The utility does not use any memcached client and instead does minimal, raw commands with the ASCII protocol. Thus helping to rule out client bugs.

If it reaches a timeout, you can see how far along in the cycle it was:

Fail: (timeout: 1) (elapsed: 1.00427794) (conn: 0.00000000) (set: 0.00000000) (get: 0.00000000)
Fail: (timeout: 1) (elapsed: 1.00133896) (conn: 0.00000000) (set: 0.00000000) (get: 0.00000000)
Fail: (timeout: 1) (elapsed: 1.00135303) (conn: 0.00000000) (set: 0.00000000) (get: 0.00000000)
Fail: (timeout: 1) (elapsed: 1.00145602) (conn: 0.00000000) (set: 0.00000000) (get: 0.00000000)

In the above line, it has a total elapsed time of the test, and then the times at which each sub-test succeeded. In the above scanario it wasn't able to connect to memcached, so all tests failed.

Fail: (timeout: 1) (elapsed: 0.00121498) (conn: 0.00114512) (set: 1.00002694) (get: 0.00000000)
Fail: (timeout: 1) (elapsed: 0.00368810) (conn: 0.00360799) (set: 1.00003314) (get: 0.00000000)
Fail: (timeout: 1) (elapsed: 0.00128603) (conn: 0.00117397) (set: 1.00004005) (get: 0.00000000)
Fail: (timeout: 1) (elapsed: 0.00115108) (conn: 0.00108099) (set: 1.00002789) (get: 0.00000000)

In this case, it failed waiting for "get" to complete.

If you want to log all of the tests mc_conn_tester.pl runs, open the file and change the line:

my $debug = 0;

to

my $debug = 1;

You will then see normal lines begin with loop: and failed tests will start with Fail: as usual.

You're probably dropping packets.

In most cases, where listen_disabled_num doesn't apply, you're likely dropping packets for some reason. Either a firewall is in the way and has run out of stateful tracking slots, or your network card or switch is dropping packets.

You'll most likely see this manifest as:

Fail: (timeout: 1) (elapsed: 1.00145602) (conn: 0.00000000) (set: 0.00000000) (get: 0.00000000)

... where conn: and the rest are all zero. So the test was not able to connect to memcached.

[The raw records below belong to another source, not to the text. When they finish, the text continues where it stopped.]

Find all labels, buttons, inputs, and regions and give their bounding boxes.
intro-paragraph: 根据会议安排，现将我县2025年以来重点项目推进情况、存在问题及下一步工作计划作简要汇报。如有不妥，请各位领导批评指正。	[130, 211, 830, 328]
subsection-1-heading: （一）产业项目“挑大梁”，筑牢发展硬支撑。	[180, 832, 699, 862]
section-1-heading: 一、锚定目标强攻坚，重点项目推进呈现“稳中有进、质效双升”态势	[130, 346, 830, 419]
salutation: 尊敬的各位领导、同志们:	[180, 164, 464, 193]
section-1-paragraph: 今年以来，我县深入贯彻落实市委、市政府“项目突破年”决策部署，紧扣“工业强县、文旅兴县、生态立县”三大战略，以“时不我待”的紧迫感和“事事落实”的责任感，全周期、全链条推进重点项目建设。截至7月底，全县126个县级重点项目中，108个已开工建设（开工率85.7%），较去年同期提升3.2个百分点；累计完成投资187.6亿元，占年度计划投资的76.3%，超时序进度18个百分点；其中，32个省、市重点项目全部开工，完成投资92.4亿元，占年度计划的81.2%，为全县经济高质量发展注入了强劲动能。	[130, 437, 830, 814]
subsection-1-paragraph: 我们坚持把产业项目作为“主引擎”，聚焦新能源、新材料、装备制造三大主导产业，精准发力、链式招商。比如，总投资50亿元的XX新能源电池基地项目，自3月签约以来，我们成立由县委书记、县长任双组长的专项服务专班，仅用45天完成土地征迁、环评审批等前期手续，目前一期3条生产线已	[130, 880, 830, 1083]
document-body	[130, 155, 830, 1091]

On most systems SYN retries are 3 seconds, which is awfully long. Losing a single SYN packet will certainly mean a timeout. This is easily proven:

$ ./mc_conn_tester.pl -s memcached-host -c 5000 --timeout 1 > log_one_second
&& ./mc_conn_tester.pl -s memcached-host -c 5000 --timeout 4 > log_three_seconds
&& ./mc_conn_tester.pl -s memcached-host -c 5000 --timeout 8 > log_eight_seconds

... Run 5000 tests each round (you can adjust this if you wish). The first one having a timeout of 1s, which is often the client default. Then next with 4s, which would allow for one SYN packet to be lost but still pass the test. Then finally 8s, which allows two SYN packets to be lost in a row and yet still succeed.

If you see the number of Fail: lines in each log file decrease, then your network is likely dropping SYN packets.

Fixing that, however, is beyond the scope of this document.

TIME_WAIT buckets or local port exhaustion

If mc_conn_tester.pl is seeing connection timeouts (conn: is 0), you may be running out of local ports, firewall states, or TIME_WAIT buckets. This can happen if you are opening and closing connections quicker than the sockets can die off.

Use netstat to see how many you have open, and if the number is high enough that it may be problematic. netstat -n | grep -c TIME_WAIT.

Details of how to tune these variables are outside the scope of this document, but google for "Linux TCP network tuning TIME_WAIT" (or whatever OS you have) will usually give you good results. Look for the variables below and understand their meaning before tuning.

!THESE ARE EXAMPLES, NOT RECOMMENDED VALUES!
net.ipv4.ip_local_port_range = 16384 65534
net.ipv4.tcp_max_tw_buckets = 262144
net.ipv4.tcp_fin_timeout = 30
net.ipv4.tcp_tw_reuse = 1
net.ipv4.tcp_tw_recycle = 1

Also read up on iptables and look up information on managing conntrack states or conntrack buckets. If you find some links you love e-mail us and we'll link them here.

But your utility never fails!

Odds are good your client has a bug :( Try reaching out to the client author for help.